Hey Fahad, the reason I multiply by 24 is because this is the number of times that each of our 5 numbers will appear in the units place, the tens place, hundreds place, etc. Maybe this will make it a bit clearer: Here's an abridged list of the numbers we get when rearranging our digits: 13579 19537 17395 ... 31597 39157 ... 59317 57931 ... 79315 73159 ... 93517 97531 These are just a few of the numbers, but if you listed all of them out you'd see that you would have 120 numbers. 24 of them would start with 1, 24 would start with 3, 24 would start with 5, etc. 24 would also have 1 as the second digit, 24 would have 3 as the second digit, etc. This is true for all the number and all the digits. This is because if we take any of our 5 numbers and pick which digit it will be, then there are 4! = 24 ways to rearrange the other numbers around it (regardless of which position it's in). Does that make sense? I'm not entirely sure if I've answered your question.

I might not have explained it clearly, but after round 50 we still are flipping cards, it's just that it works out to be only 1 card each time. Every nth card would be every card corresponding to a multiple of n so, just like every 2nd would be card 2, card 4, card 6, etc, when we get to every 51st card we would flip card 51, card 102, etc. Since we have only 100 cards, we just flip card 51. So, when we get to the 76th round of flipping, for example, we're just flipping card 76 because we don't have a card 152 or a card 228, etc. After this entire process, the only way a card can have its red side facing up is if it has been flipped an odd number of times. They start as blue so 1 flip makes a card red, a 2nd flip turns it back to blue, 3rd red, 4th blue, 5th red, etc... So if we can figure out how many cards are flipped an odd number of times, we'll know how many are red. There's actually a bit of a trick to this, which is the fact that all numbers have an even number of factors except for perfect squares. This is because factors generally come in pairs, but perfect squares have a factor that doesn't have a pair (the one that gets multiplied by itself). When we're flipping every 2nd card, every 3rd card, every 4th card etc, we're essentially flipping the multiples of 2, of 3, of 4, etc. So, for example, card #12 will be flipped in the first round (when all cards are flipped), the 2nd round, the 3rd round, the 4th round, the 6th round and the 12th round (all the factors of 12). Likewise, card 13 would only be flipped when we flip all the cards and when we flip every 13th card. There are 10 perfect squares between 1 and 100 (inclusive). So cards 1, 4, 9, 16, 25, 36, 49, 64, 81, and 100 will be flipped an odd number of time and therefor have their red sides up at the end. Taking card 49 as an example, we can see why it will be red: it's flipped in the 1st round (every card is), and the 7th round (when every 7th card is flipped) and then only one more time in the 49th round (when only cards 49 and 98 are flipped). So these three flips will leave card 49 red-side up.

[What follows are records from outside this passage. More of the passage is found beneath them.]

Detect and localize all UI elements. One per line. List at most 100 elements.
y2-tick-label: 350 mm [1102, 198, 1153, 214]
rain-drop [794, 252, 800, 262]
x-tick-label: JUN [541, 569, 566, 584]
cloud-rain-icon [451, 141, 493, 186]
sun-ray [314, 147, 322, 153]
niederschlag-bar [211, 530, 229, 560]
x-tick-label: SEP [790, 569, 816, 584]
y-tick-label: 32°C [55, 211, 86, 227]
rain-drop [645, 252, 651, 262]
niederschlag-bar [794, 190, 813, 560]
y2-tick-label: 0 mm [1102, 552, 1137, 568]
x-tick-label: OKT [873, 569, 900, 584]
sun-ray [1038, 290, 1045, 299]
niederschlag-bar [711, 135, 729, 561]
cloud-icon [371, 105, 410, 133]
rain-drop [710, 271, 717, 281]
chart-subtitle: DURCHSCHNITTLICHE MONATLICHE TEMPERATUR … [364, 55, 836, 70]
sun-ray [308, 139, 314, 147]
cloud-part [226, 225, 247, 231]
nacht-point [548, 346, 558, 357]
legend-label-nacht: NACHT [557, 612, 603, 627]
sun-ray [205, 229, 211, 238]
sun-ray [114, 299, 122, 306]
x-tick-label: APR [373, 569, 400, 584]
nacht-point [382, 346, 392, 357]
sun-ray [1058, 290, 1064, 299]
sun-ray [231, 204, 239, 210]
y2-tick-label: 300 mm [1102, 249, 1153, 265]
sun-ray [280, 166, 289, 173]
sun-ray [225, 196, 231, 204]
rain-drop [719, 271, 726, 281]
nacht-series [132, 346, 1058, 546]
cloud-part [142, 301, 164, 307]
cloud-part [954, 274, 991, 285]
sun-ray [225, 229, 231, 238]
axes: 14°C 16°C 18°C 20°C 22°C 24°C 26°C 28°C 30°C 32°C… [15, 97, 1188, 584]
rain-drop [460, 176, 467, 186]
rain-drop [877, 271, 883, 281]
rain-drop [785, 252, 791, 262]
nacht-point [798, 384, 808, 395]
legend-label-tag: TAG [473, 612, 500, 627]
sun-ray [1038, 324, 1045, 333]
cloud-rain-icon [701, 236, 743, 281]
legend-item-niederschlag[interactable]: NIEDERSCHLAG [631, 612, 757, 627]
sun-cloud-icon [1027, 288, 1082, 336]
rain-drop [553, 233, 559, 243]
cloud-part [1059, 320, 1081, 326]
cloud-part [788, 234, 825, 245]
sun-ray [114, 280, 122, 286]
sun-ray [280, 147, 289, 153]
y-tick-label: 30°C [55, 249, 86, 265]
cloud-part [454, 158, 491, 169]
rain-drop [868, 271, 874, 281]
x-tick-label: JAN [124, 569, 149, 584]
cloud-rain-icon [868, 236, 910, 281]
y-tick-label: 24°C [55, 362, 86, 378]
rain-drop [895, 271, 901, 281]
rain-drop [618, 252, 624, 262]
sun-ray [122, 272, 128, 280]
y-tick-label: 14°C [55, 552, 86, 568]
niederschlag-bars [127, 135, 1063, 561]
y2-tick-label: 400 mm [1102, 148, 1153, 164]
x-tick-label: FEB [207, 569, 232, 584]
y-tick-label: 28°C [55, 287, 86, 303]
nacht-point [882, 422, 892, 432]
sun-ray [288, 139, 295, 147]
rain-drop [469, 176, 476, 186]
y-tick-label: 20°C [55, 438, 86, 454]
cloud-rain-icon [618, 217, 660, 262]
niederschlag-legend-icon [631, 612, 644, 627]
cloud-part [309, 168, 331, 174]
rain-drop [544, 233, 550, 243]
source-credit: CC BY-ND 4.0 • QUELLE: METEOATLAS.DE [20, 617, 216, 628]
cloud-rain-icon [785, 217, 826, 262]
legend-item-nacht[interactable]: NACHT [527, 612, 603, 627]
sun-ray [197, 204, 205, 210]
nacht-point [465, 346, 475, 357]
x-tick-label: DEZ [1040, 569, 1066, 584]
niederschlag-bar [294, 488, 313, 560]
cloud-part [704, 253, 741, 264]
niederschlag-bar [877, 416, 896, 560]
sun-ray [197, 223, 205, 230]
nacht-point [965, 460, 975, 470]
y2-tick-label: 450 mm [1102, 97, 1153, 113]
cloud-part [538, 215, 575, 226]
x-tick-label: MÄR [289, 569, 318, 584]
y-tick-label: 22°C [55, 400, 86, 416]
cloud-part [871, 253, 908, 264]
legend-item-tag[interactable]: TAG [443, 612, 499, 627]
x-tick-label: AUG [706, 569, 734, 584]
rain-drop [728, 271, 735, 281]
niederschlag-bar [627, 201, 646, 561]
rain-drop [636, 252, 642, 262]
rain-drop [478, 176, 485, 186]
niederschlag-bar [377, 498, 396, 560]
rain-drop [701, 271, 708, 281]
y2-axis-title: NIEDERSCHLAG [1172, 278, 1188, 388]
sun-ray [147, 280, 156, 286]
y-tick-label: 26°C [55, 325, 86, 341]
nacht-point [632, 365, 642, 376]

There are 100 cards on a table. Each of the cards is blue on one side and red on the other side. At first, all the cards are positioned so that the blue side is facing up. Next, you perform these actions: First, you flip every card over so red is up. Then you flip every second card back on its other side. Then you take every third card and, if red is facing up you flip it to blue, and if blue is facing up you flip it to red. You repeat this with every fourth card, then every fifth card, then every sixth card, and continue this pattern (7th, 8th, 9th...98th, 99th) until you finally are just flipping only the 100th card. So there will be 100 different "rounds" of flipping. At the end of these 100 rounds, how many cards have their red side facing up?